Halloween: A personal perspective on celebrating
For Halloween this year, I'm going as Faramir.
So, let me address three things really quickly. One, if you don't know who Faramir is, Google him (but not for pictures, trust me on this, there are some freaky people out there). Two, my costume is not all that accurate (due to being a broke college student); so don't judge me. Three, you should all convert to David Wenham fans (Google, just Google).
Anyway, this year is going to be my first really big attempt at dressing as an actual character. All the years previously, I had just been something generic, like a witch or a pirate. I think this year is different because, in a sense, this is my last hurrah.
I've always been obsessed with The Lord of the Rings, and Faramir is my favorite character (seriously, Google him). As this is my last year of college, I figured it was the time to go with it. This is my last year that I'll have the freedom to do what I want when I want. This is the last year I can carry around a foam sword and a bow and arrow and it still be socially acceptable. In other words, this is the last year I can be a kid.
I don't want to grow up. I want my childhood back. I missed most of it through illness, the fear of what other people thought and having to raise myself on books.
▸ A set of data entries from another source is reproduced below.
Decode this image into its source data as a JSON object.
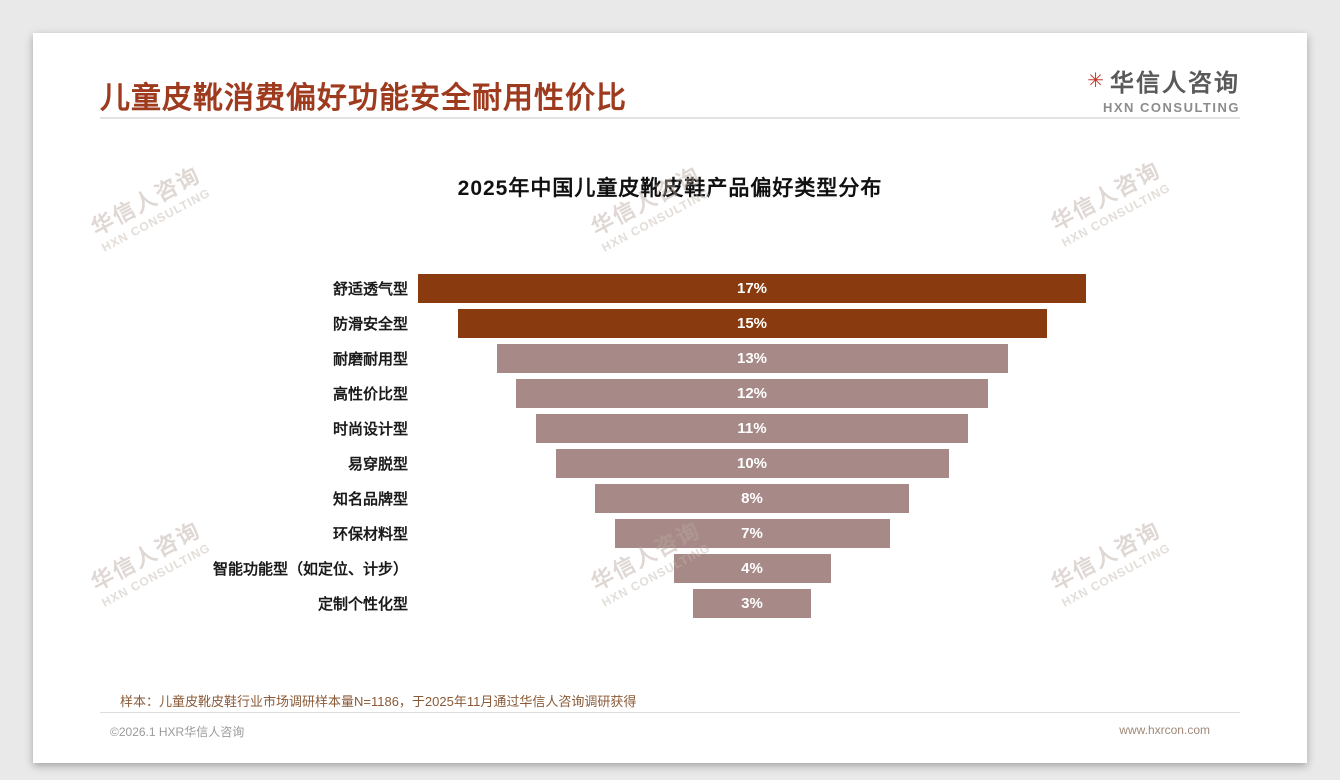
{
  "header": {
    "title": "儿童皮靴消费偏好功能安全耐用性价比",
    "logo_cn": "华信人咨询",
    "logo_en": "HXN CONSULTING"
  },
  "chart_data": {
    "type": "bar",
    "orientation": "horizontal-funnel-centered",
    "title": "2025年中国儿童皮靴皮鞋产品偏好类型分布",
    "categories": [
      "舒适透气型",
      "防滑安全型",
      "耐磨耐用型",
      "高性价比型",
      "时尚设计型",
      "易穿脱型",
      "知名品牌型",
      "环保材料型",
      "智能功能型（如定位、计步）",
      "定制个性化型"
    ],
    "values": [
      17,
      15,
      13,
      12,
      11,
      10,
      8,
      7,
      4,
      3
    ],
    "unit": "%",
    "value_labels": [
      "17%",
      "15%",
      "13%",
      "12%",
      "11%",
      "10%",
      "8%",
      "7%",
      "4%",
      "3%"
    ],
    "colors": {
      "highlight": "#8a3a0f",
      "normal": "#a78a88"
    },
    "highlight_count": 2,
    "xlim": [
      0,
      17
    ],
    "legend": "none",
    "grid": "off"
  },
  "watermark": {
    "line1": "华信人咨询",
    "line2": "HXN CONSULTING"
  },
  "footnote": "样本：儿童皮靴皮鞋行业市场调研样本量N=1186，于2025年11月通过华信人咨询调研获得",
  "footer": {
    "left": "©2026.1 HXR华信人咨询",
    "right": "www.hxrcon.com"
  }
}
And that brings me back to Faramir and my costume. When I first picked up The Lord of the Rings at 12 years old, he was instantly my favorite character of the bunch. Like me, his father was domineering and mean (although, to be fair, mine never tried to kill me), but he still came through it and managed to become a beautiful human being.
Now, I know some of my readers are trying to figure out why that would mean so much to me (and also how this got so serious), and you're probably right; it probably is an overly emotional reaction. In my own defense, that book kept me from going insane and that character, that lovely literary jewel, showed me that it was possible to come from bad parents and turn out okay.
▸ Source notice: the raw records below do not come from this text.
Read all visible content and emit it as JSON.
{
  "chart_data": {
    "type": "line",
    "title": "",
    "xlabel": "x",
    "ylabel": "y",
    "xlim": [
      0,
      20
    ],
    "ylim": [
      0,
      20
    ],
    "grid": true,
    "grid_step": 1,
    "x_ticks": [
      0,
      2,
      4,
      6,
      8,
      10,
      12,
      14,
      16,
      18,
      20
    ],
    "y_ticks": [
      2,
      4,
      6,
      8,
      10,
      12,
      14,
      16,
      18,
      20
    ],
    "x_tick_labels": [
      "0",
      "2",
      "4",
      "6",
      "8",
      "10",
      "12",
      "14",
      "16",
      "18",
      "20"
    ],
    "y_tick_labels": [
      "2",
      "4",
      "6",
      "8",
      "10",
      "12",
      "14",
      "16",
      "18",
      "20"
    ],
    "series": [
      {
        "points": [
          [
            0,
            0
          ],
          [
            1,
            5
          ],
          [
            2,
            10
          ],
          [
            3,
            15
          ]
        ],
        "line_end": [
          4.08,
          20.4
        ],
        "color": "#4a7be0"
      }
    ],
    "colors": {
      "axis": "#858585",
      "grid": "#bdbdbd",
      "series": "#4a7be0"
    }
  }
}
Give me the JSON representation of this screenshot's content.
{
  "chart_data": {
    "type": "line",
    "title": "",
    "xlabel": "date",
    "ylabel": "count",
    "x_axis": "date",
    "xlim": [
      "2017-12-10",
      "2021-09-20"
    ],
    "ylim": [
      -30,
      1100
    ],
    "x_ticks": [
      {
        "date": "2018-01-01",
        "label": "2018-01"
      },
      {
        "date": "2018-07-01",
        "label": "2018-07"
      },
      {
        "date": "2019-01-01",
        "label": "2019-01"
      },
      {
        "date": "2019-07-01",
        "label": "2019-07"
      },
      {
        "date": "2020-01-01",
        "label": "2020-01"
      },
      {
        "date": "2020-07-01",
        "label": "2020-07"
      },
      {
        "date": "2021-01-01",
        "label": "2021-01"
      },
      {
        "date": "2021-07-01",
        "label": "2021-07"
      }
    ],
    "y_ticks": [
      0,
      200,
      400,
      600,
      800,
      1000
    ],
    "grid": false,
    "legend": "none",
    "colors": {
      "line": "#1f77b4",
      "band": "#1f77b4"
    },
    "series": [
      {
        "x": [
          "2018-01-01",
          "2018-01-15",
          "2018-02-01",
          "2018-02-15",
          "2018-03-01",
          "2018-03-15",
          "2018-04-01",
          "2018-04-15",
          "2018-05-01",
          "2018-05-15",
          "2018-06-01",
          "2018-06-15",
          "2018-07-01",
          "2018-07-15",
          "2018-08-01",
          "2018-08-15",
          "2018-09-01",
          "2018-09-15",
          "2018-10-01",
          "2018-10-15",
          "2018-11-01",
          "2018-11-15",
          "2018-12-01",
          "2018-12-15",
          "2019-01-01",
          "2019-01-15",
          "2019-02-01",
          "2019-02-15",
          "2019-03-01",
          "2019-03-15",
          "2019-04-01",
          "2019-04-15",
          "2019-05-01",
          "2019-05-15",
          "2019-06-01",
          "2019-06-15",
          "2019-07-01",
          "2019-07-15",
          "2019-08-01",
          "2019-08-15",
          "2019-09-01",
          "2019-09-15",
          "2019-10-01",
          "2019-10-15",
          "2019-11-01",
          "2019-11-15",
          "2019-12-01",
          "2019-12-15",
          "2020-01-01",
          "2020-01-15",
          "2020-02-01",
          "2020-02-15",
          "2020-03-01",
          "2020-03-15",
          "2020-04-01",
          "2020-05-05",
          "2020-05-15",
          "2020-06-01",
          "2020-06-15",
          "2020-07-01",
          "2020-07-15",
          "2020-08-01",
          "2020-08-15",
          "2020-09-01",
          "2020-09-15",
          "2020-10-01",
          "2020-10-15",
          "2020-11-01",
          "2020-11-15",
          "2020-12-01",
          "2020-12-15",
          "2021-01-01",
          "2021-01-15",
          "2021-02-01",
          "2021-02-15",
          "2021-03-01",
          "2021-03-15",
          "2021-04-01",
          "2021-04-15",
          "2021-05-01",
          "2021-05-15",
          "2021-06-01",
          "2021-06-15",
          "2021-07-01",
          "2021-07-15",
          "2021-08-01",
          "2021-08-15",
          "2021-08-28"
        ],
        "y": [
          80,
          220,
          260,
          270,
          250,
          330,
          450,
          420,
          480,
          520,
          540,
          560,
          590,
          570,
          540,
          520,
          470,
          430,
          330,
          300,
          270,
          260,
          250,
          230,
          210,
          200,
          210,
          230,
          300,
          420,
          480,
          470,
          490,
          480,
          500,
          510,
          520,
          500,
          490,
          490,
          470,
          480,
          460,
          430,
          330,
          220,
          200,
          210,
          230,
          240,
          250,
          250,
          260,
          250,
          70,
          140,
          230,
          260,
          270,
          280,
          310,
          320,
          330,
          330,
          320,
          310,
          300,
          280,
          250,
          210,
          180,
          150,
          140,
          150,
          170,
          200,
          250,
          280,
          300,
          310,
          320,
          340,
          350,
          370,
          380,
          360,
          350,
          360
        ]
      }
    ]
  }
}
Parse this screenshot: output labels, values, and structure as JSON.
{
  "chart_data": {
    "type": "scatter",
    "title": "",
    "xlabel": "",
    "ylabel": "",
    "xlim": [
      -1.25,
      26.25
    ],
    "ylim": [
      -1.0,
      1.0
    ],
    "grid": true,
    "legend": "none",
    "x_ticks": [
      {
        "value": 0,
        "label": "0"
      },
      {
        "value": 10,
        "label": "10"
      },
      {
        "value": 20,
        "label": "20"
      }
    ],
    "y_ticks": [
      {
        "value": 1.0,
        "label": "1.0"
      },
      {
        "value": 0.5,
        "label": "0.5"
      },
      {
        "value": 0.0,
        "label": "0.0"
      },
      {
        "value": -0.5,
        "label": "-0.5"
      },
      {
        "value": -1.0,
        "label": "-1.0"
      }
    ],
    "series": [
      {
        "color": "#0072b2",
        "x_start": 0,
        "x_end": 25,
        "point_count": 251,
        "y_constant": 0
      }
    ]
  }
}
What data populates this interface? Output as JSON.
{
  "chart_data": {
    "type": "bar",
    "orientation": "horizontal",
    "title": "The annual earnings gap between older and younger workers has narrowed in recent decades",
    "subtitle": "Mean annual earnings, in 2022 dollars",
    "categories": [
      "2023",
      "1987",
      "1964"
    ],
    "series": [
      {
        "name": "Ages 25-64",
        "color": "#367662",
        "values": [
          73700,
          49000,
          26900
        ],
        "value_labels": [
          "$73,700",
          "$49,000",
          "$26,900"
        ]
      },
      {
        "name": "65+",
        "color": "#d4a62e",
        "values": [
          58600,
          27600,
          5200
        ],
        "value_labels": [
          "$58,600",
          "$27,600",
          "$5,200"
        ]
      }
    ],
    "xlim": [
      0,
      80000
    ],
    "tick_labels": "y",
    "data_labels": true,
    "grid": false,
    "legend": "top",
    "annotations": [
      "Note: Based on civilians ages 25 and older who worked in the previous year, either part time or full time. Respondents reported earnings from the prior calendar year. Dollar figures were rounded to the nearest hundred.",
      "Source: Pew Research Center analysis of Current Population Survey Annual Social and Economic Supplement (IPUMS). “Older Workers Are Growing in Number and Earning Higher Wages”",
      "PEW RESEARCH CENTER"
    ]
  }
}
So that's why I'm dressing as Faramir for Halloween. He was like a warm blanket in my childhood: something comforting and safe for me to run to when life was painful. Now that I'm forced to finally finish growing up, I find that I need that sort of comfort again. I can see that the loneliness of my childhood will come with me as I become an adult, so Faramir is also escorting me from one to the other to keep that loneliness at bay.
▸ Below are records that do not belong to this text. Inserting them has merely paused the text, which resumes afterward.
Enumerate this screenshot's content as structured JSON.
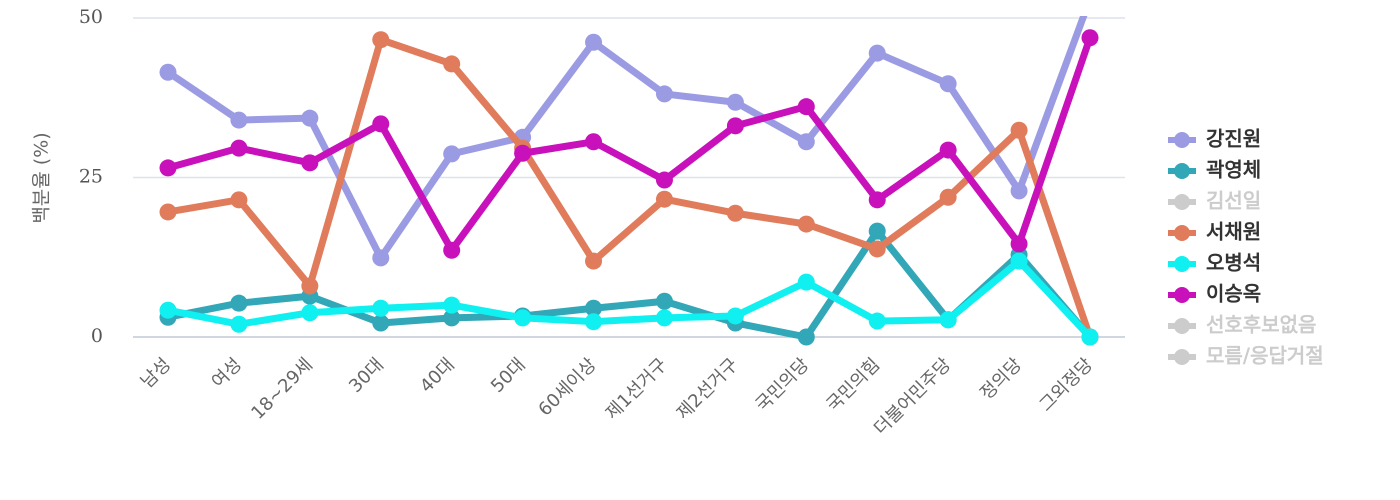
{
  "chart_data": {
    "type": "line",
    "y_label": "백분율 (%)",
    "categories": [
      "남성",
      "여성",
      "18~29세",
      "30대",
      "40대",
      "50대",
      "60세이상",
      "제1선거구",
      "제2선거구",
      "국민의당",
      "국민의힘",
      "더불어민주당",
      "정의당",
      "그외정당"
    ],
    "ylim": [
      0,
      50
    ],
    "yticks": [
      0,
      25,
      50
    ],
    "grid": true,
    "legend": "right",
    "series": [
      {
        "name": "강진원",
        "color": "#9b9be3",
        "visible": true,
        "values": [
          41.5,
          34.0,
          34.3,
          12.4,
          28.7,
          31.3,
          46.2,
          38.1,
          36.8,
          30.6,
          44.5,
          39.7,
          22.9,
          53
        ]
      },
      {
        "name": "곽영체",
        "color": "#31a7b7",
        "visible": true,
        "values": [
          3.1,
          5.3,
          6.4,
          2.2,
          3.0,
          3.3,
          4.5,
          5.6,
          2.2,
          0,
          16.6,
          2.7,
          12.9,
          0
        ]
      },
      {
        "name": "김선일",
        "color": "#cccccc",
        "visible": false,
        "values": [
          null,
          null,
          null,
          null,
          null,
          null,
          null,
          null,
          null,
          null,
          null,
          null,
          null,
          null
        ]
      },
      {
        "name": "서채원",
        "color": "#e07c5b",
        "visible": true,
        "values": [
          19.6,
          21.5,
          8.0,
          46.6,
          42.8,
          29.6,
          11.9,
          21.6,
          19.4,
          17.7,
          13.8,
          21.9,
          32.4,
          0
        ]
      },
      {
        "name": "오병석",
        "color": "#10f0f0",
        "visible": true,
        "values": [
          4.2,
          2.0,
          3.8,
          4.5,
          5.0,
          3.0,
          2.4,
          3.0,
          3.3,
          8.6,
          2.5,
          2.7,
          11.9,
          0
        ]
      },
      {
        "name": "이승옥",
        "color": "#c811bb",
        "visible": true,
        "values": [
          26.5,
          29.6,
          27.3,
          33.4,
          13.6,
          28.8,
          30.6,
          24.6,
          33.1,
          36.1,
          21.5,
          29.3,
          14.6,
          46.9
        ]
      },
      {
        "name": "선호후보없음",
        "color": "#cccccc",
        "visible": false,
        "values": [
          null,
          null,
          null,
          null,
          null,
          null,
          null,
          null,
          null,
          null,
          null,
          null,
          null,
          null
        ]
      },
      {
        "name": "모름/응답거절",
        "color": "#cccccc",
        "visible": false,
        "values": [
          null,
          null,
          null,
          null,
          null,
          null,
          null,
          null,
          null,
          null,
          null,
          null,
          null,
          null
        ]
      }
    ]
  }
}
In the end, I'm afraid that this column will only make sense to the people who have read the book (or seen the extended edition of the movie, I guess). But if you're familiar with him and you view his character the same way I do, then you see a relatively unloved boy turn into a good man. Sad or not, lonely or not, I'm trying to turn into a good person.
So when you see that freaky girl with the cloak and the foam sword walking around campus on Halloween, don't be surprised. That's just me being a child for the last time.